Hugo thought for a moment. “I doubt it. For one thing it’s a small village and any kind of activity would be noticed immediately. Second, he’s operating in Paris, which tells me he almost certainly lives here. But the house will tell us something, I’m sure of that.”
“Us?”
“Right,” said Hugo. “I called you earlier because I want to take a trip down there, and I figured I’d need a policeman with me. Especially after what you’ve just told me.”
“Definitely. When do we leave?”
Chapter Thirty-three
Hugo picked up Garcia just before five in the morning at his home in Belleville, northeast of the city center. The air was cold, as if a front had drifted over Paris while they were sleeping, and Garcia had dressed for it. He wore a bow tie, as ever, but more casual khaki pants and a windbreaker. The capitaine’s wife stood in the doorway and watched them leave.
“Last time I went on an adventure with you, I came back with a bullet hole,” Garcia said. “She remembers that.”
“You’re safe today,” Hugo smiled. “Although we’ll be turning his house upside down, so I suppose there’s always the danger of a paper cut.”
“Alors, I’ll wear gloves.”
Garcia fell silent as Hugo headed to the airstrip fifteen miles farther east. After a few minutes, Hugo glanced over. “Are you feeling OK? You look pale.”
“I get car sick. I’ll be fine.”
“Car sick?”
“Yes, and it’s not funny. Do you know why they used to put in those little side windows on cars?”
“I imagine to help the driver see out.”
“No, it was so capitaines with delicate stomachs could puke without impeding the progress of an investigation. Too bad modern cars don’t have them.”
“Yes,” Hugo smiled, “a great shame. So how are you on small planes?”
“Worse. But you will just need to worry about yourself.”
“Why is that?”
“Because,” Garcia smiled weakly, “on planes they also don’t have the small windows. Which means you will suffer as much as I will.”

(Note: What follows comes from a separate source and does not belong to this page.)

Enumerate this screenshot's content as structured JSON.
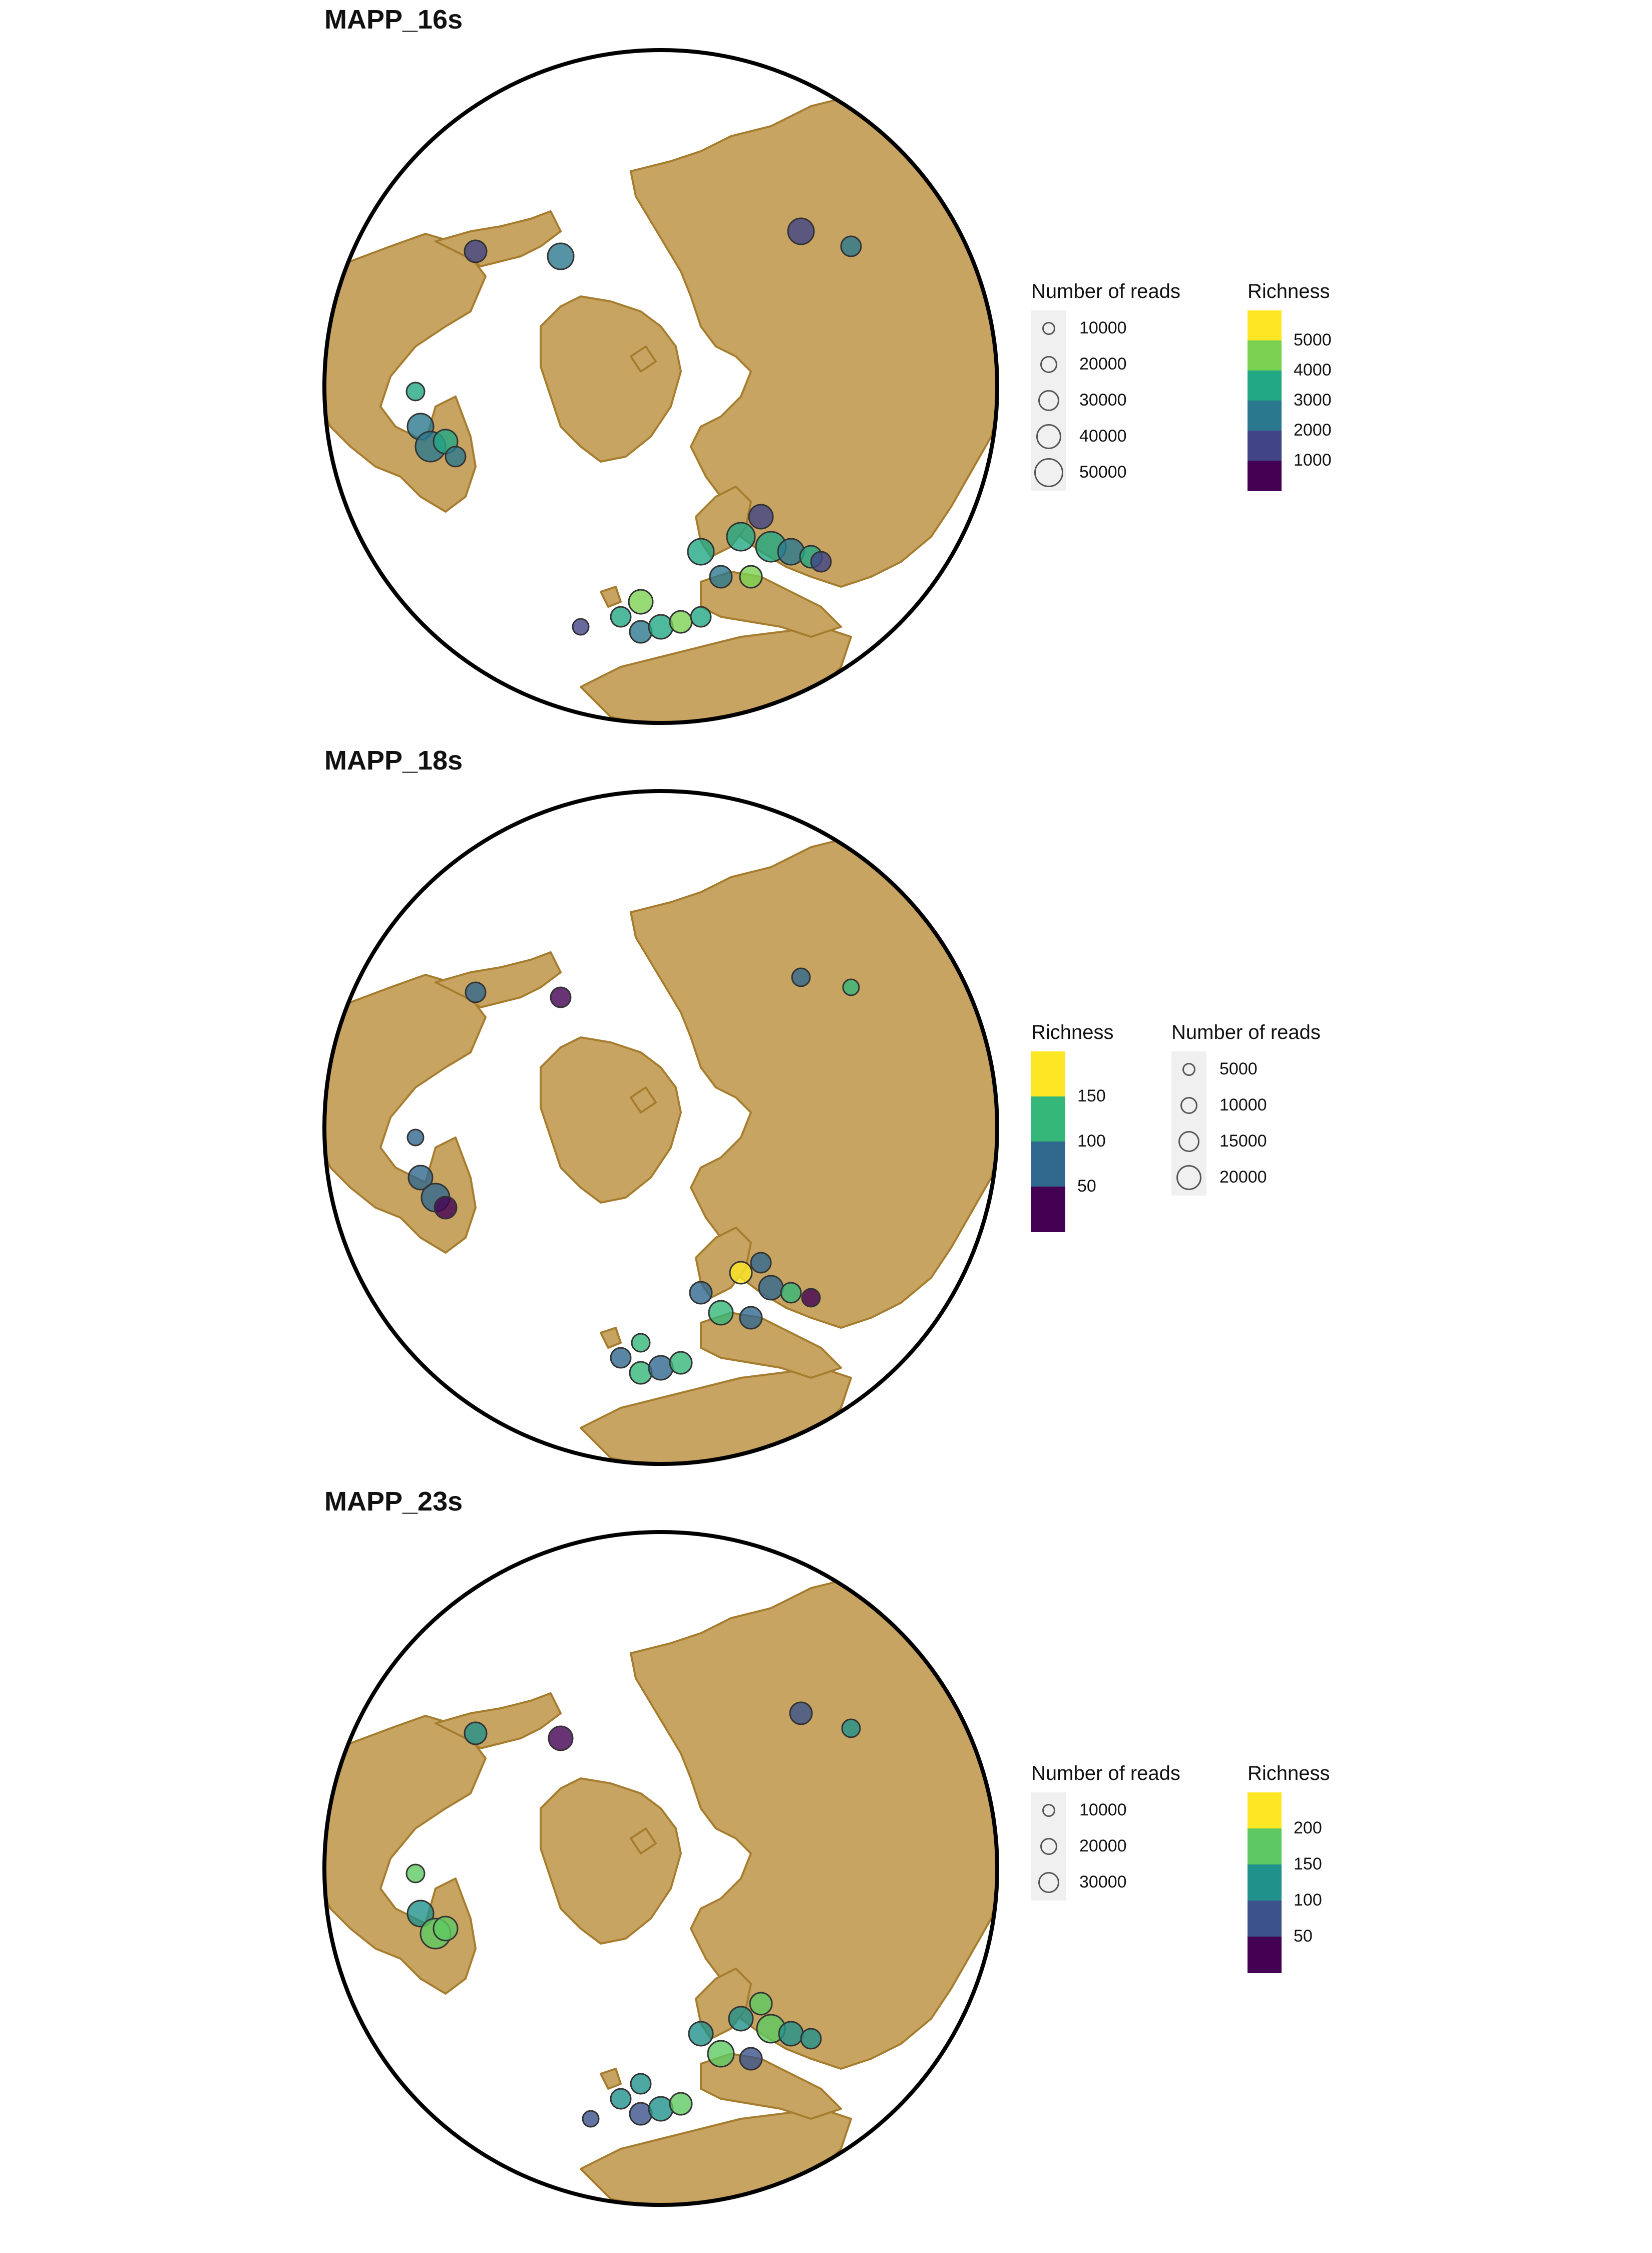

They took off with the rising sun leaking into the cockpit window of the six-seat Piper Meridian. A summer storm that was pounding central France took them a hundred miles east of Paris, toward Châlons. The pilot, more garrulous than most CIA employees, with perhaps the exception of Tom Green, took them low once they’d cleared the city.
“There’s something you should see,” he said through the microphone. “History.”
Hugo noticed that Garcia was already focused on the window, but more for self-hypnosis than for the view.
“There,” the pilot said. “You see that?”
Hugo looked out, his eyes roaming over the squares of green pasture below. “I do.”
The spring rains had kept the area lush, and from that height, the ground looked like someone’s manicured lawn. The smoothness of the land was disturbed by folds in the grass, a squiggly line snaking for half a mile, disappearing, then appearing once more as far as he could see.
“World War I trenches,” the pilot said. “Farther east is Verdun, where some of the heaviest fighting was.”
“I think we just flew over where my grandfather fought,” Hugo said. “Belleau Wood.”
“That so?”
“He lied about his age, but managed to stay alive,” Hugo said.
“That was pretty common, in Europe and back home.” The pilot grinned. “The lying, not the staying alive. I’m an amateur historian; the First World War is my pet subject. You know how many people died on the Western Front?”
“Millions,” Hugo said, surprised that was the best answer he could give.
“They’ve broken it down into categories, including military and civilian deaths. But to give you an idea, the good guys lost almost six million soldiers. That’s us, the Limeys, the French, all the way down to a few thousand Portuguese.”